『うる星やつら』のパイロット読切が楳図かずお先生、松本零士先生、赤塚不二夫先生、藤子不二雄先生らに絶賛され華々しくデビューされてから現在に至るまで永遠に第一線で活躍され続けているウルトラ漫画家、高橋留美子先生の短編です。大事かと思いきやそこまで大事でもない、それでも本人たちにとっては結構深刻、という狙って出すのは逆に難しいラインの日常コメディを数多く出されていて、「お礼にかえて」はその中の一つです。アニメ化もされた作品です。

 留美子先生の日常短編はおっさんが主人公の場合は若い少女との勘違いロマンスか、冷めた家庭への愛情がちょっともつれてまた再燃するかの2パターンが主流です。主人公が主婦の場合にも頻出するパターンがあり、その場合は姑とのいざこざやご近所トラブルの2つです。本作は主婦が主人公のご近所トラブルです。マンション内に君臨する女王に今一つパッとしない少数精鋭で立ち向かう構図はドラマ『さいとうさん』の序盤を彷彿とさせます。普段全くドラマを見ない私が全話きっちり見ためずらしいドラマです。けっしてハマっていたわけではないと思うのですが、当時小学生だったのでいまいち作品にどんな思い入れがあったのか思い出せません。
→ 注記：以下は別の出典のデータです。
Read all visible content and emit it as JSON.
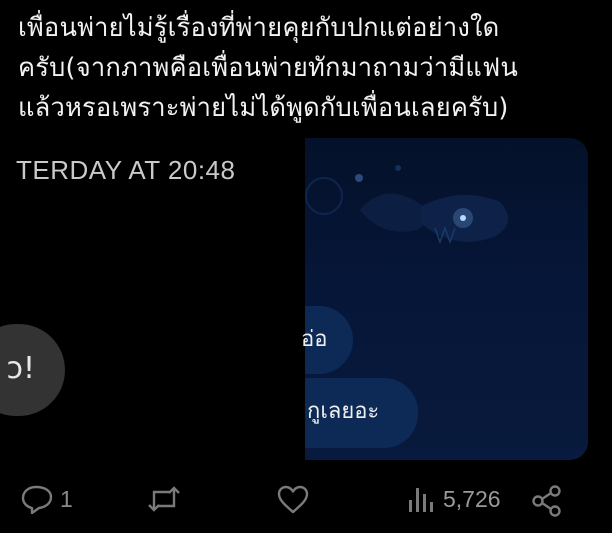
{
  "post": {
    "lines": [
      "เพื่อนพ่ายไม่รู้เรื่องที่พ่ายคุยกับปกแต่อย่างใด",
      "ครับ(จากภาพคือเพื่อนพ่ายทักมาถามว่ามีแฟน",
      "แล้วหรอเพราะพ่ายไม่ได้พูดกับเพื่อนเลยครับ)"
    ]
  },
  "chat": {
    "timestamp": "TERDAY AT 20:48",
    "left_bubble_text": "ɔ!",
    "right_bubble_1": "อ่อ",
    "right_bubble_2": "กูเลยอะ"
  },
  "actions": {
    "reply_count": "1",
    "view_count": "5,726"
  },
  "colors": {
    "background": "#000000",
    "bubble_blue": "#0d2a57",
    "bubble_gray": "#333333",
    "icon_gray": "#7a7a7a"
  }
}
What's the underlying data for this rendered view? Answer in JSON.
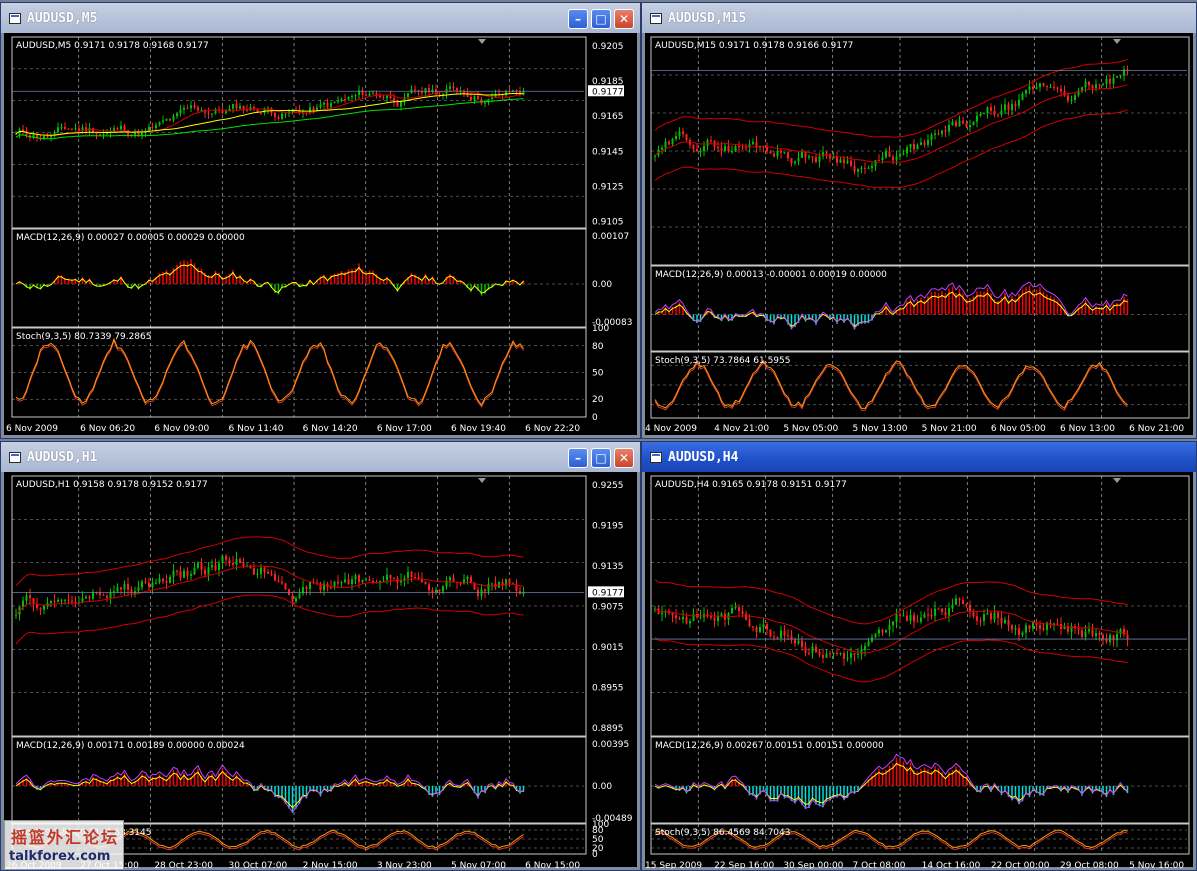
{
  "windows": [
    {
      "title": "AUDUSD,M5",
      "active": false,
      "show_buttons": true,
      "price_header": "AUDUSD,M5  0.9171 0.9178 0.9168 0.9177",
      "current_price": "0.9177",
      "price_ticks": [
        "0.9205",
        "0.9185",
        "0.9165",
        "0.9145",
        "0.9125",
        "0.9105"
      ],
      "macd_header": "MACD(12,26,9) 0.00027 0.00005 0.00029 0.00000",
      "macd_ticks": [
        "0.00107",
        "0.00",
        "-0.00083"
      ],
      "stoch_header": "Stoch(9,3,5) 80.7339 79.2865",
      "stoch_ticks": [
        "100",
        "80",
        "50",
        "20",
        "0"
      ],
      "time_labels": [
        "6 Nov 2009",
        "6 Nov 06:20",
        "6 Nov 09:00",
        "6 Nov 11:40",
        "6 Nov 14:20",
        "6 Nov 17:00",
        "6 Nov 19:40",
        "6 Nov 22:20"
      ],
      "bollinger": false
    },
    {
      "title": "AUDUSD,M15",
      "active": false,
      "show_buttons": false,
      "price_header": "AUDUSD,M15  0.9171 0.9178 0.9166 0.9177",
      "current_price": "",
      "price_ticks": [],
      "macd_header": "MACD(12,26,9) 0.00013 -0.00001 0.00019 0.00000",
      "macd_ticks": [],
      "stoch_header": "Stoch(9,3,5) 73.7864 61.5955",
      "stoch_ticks": [],
      "time_labels": [
        "4 Nov 2009",
        "4 Nov 21:00",
        "5 Nov 05:00",
        "5 Nov 13:00",
        "5 Nov 21:00",
        "6 Nov 05:00",
        "6 Nov 13:00",
        "6 Nov 21:00"
      ],
      "bollinger": true
    },
    {
      "title": "AUDUSD,H1",
      "active": false,
      "show_buttons": true,
      "price_header": "AUDUSD,H1  0.9158 0.9178 0.9152 0.9177",
      "current_price": "0.9177",
      "price_ticks": [
        "0.9255",
        "0.9195",
        "0.9135",
        "0.9075",
        "0.9015",
        "0.8955",
        "0.8895"
      ],
      "macd_header": "MACD(12,26,9) 0.00171 0.00189 0.00000 0.00024",
      "macd_ticks": [
        "0.00395",
        "0.00",
        "-0.00489"
      ],
      "stoch_header": "Stoch(9,3,5) 60.7143 63.3145",
      "stoch_ticks": [
        "100",
        "80",
        "50",
        "20",
        "0"
      ],
      "time_labels": [
        "26 Oct 2009",
        "27 Oct 15:00",
        "28 Oct 23:00",
        "30 Oct 07:00",
        "2 Nov 15:00",
        "3 Nov 23:00",
        "5 Nov 07:00",
        "6 Nov 15:00"
      ],
      "bollinger": true
    },
    {
      "title": "AUDUSD,H4",
      "active": true,
      "show_buttons": false,
      "price_header": "AUDUSD,H4  0.9165 0.9178 0.9151 0.9177",
      "current_price": "",
      "price_ticks": [],
      "macd_header": "MACD(12,26,9) 0.00267 0.00151 0.00151 0.00000",
      "macd_ticks": [],
      "stoch_header": "Stoch(9,3,5) 86.4569 84.7043",
      "stoch_ticks": [],
      "time_labels": [
        "15 Sep 2009",
        "22 Sep 16:00",
        "30 Sep 00:00",
        "7 Oct 08:00",
        "14 Oct 16:00",
        "22 Oct 00:00",
        "29 Oct 08:00",
        "5 Nov 16:00"
      ],
      "bollinger": true
    }
  ],
  "watermark": {
    "top_text": "摇篮外汇论坛",
    "bottom_text": "talkforex.com"
  },
  "colors": {
    "bull": "#00c000",
    "bear": "#ff2020",
    "ma_yellow": "#ffff00",
    "ma_green": "#00e000",
    "ma_red": "#d00000",
    "macd_red": "#ff0000",
    "macd_green": "#00c000",
    "macd_cyan": "#00e0e0",
    "stoch": "#ff9900",
    "grid": "#ffffff"
  }
}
 頼りないパーティの一人である鵜飼おばあちゃんから預かった九官鳥の発したキーワード「カニしゃぶ」。そしてその言葉を聞いて血相を変える女王。貧弱パーティ、起死回生のチャンスか!?流石は留美子先生小規模なスケールでもこちらを引き込むマジックは完璧です。
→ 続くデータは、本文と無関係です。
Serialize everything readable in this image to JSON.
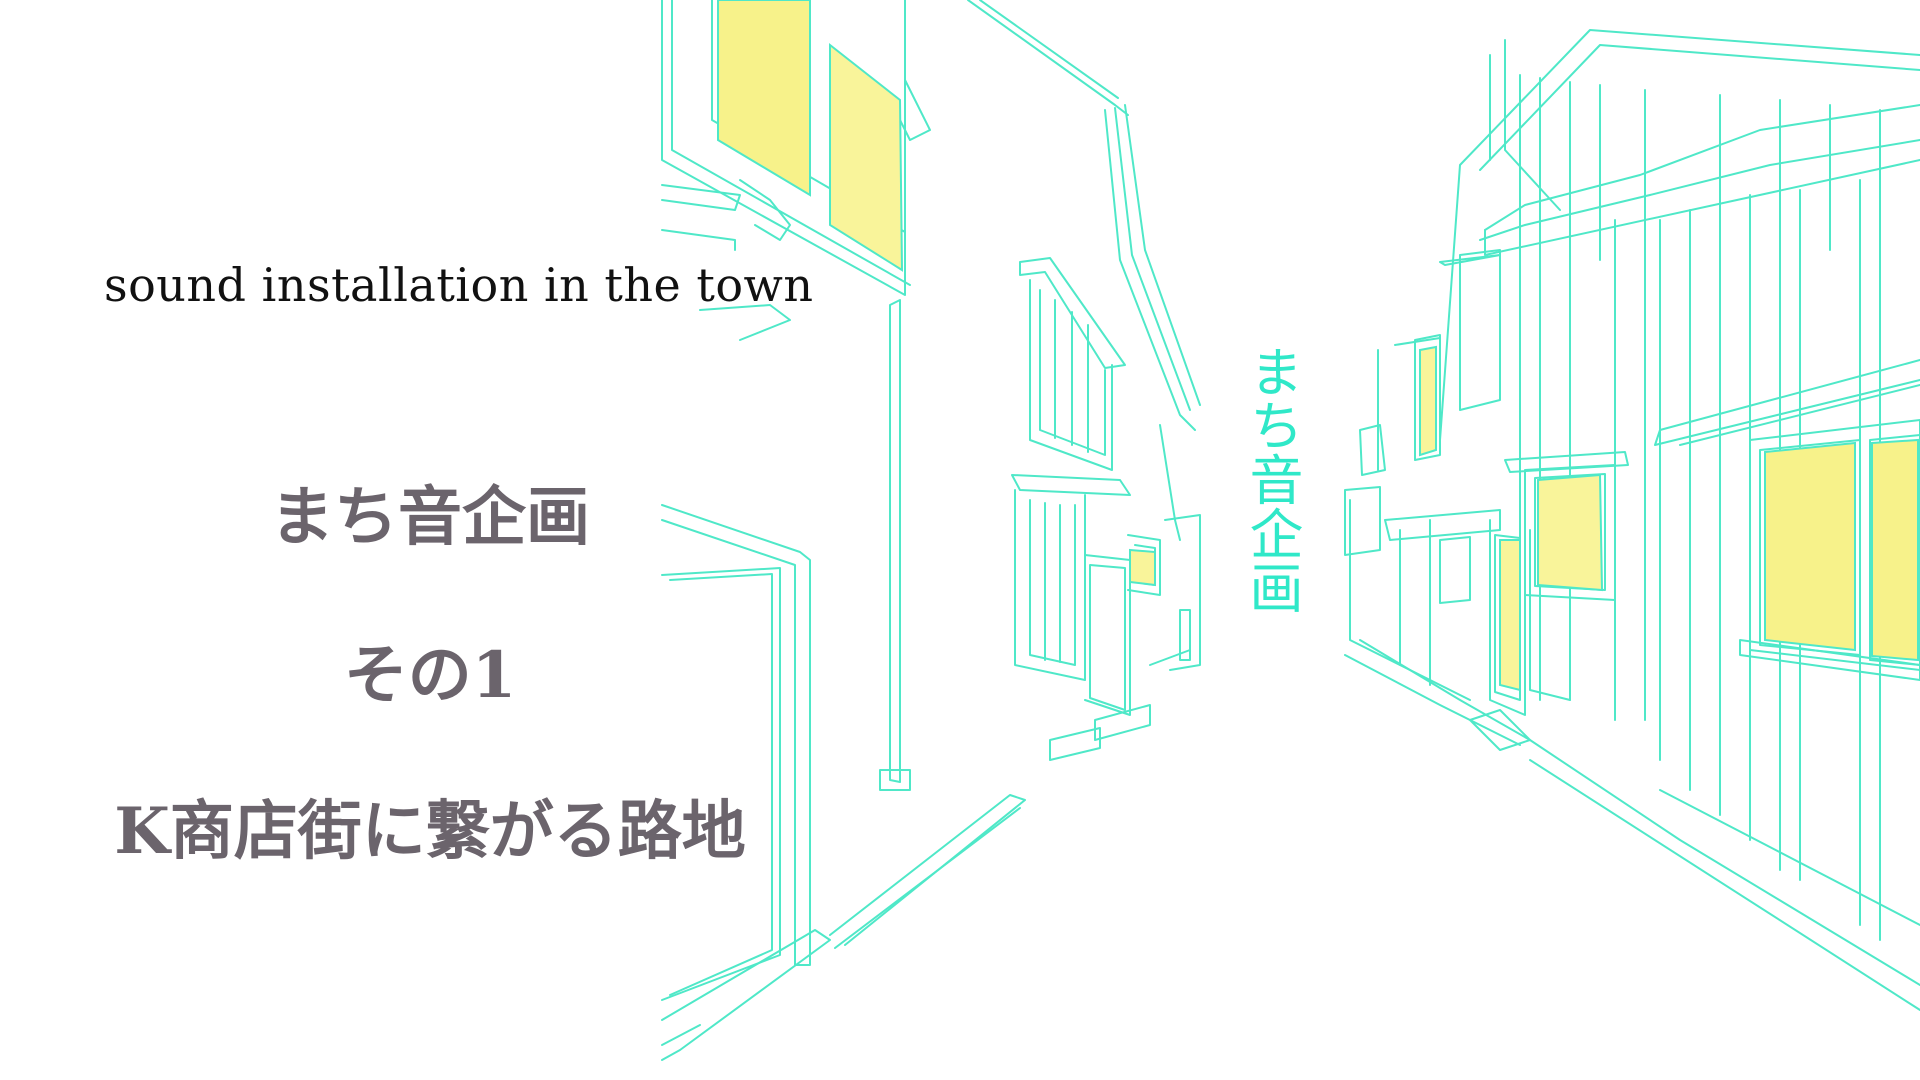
{
  "subtitle": "sound installation in the town",
  "title": {
    "line1": "まち音企画",
    "line2": "その1",
    "line3": "K商店街に繋がる路地"
  },
  "logo_vertical": "まち音企画",
  "colors": {
    "background": "#ffffff",
    "line_art": "#4fe8c8",
    "window_fill": "#f7f28a",
    "title_text": "#6b646c",
    "subtitle_text": "#111111",
    "logo_text": "#2fe8c8"
  }
}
 ネタバレになるので「カニしゃぶ」の因縁については触れられませんが、ルーミックワールドらしいストンと落ちるタイプのど真ん中コメディとして楽しめる、魅力いっぱいの作品です。『らんま2/1』を読んでる時もずっと思っていたんですが、高橋留美子先生のコメディ作品は最後の一コマがすごくのほほんとしていて癒されます。本作でも最後にパーティでカニしゃぶを食べるシーンがいい味出しています。舌鼓を打つ鴨下さんが可愛いです。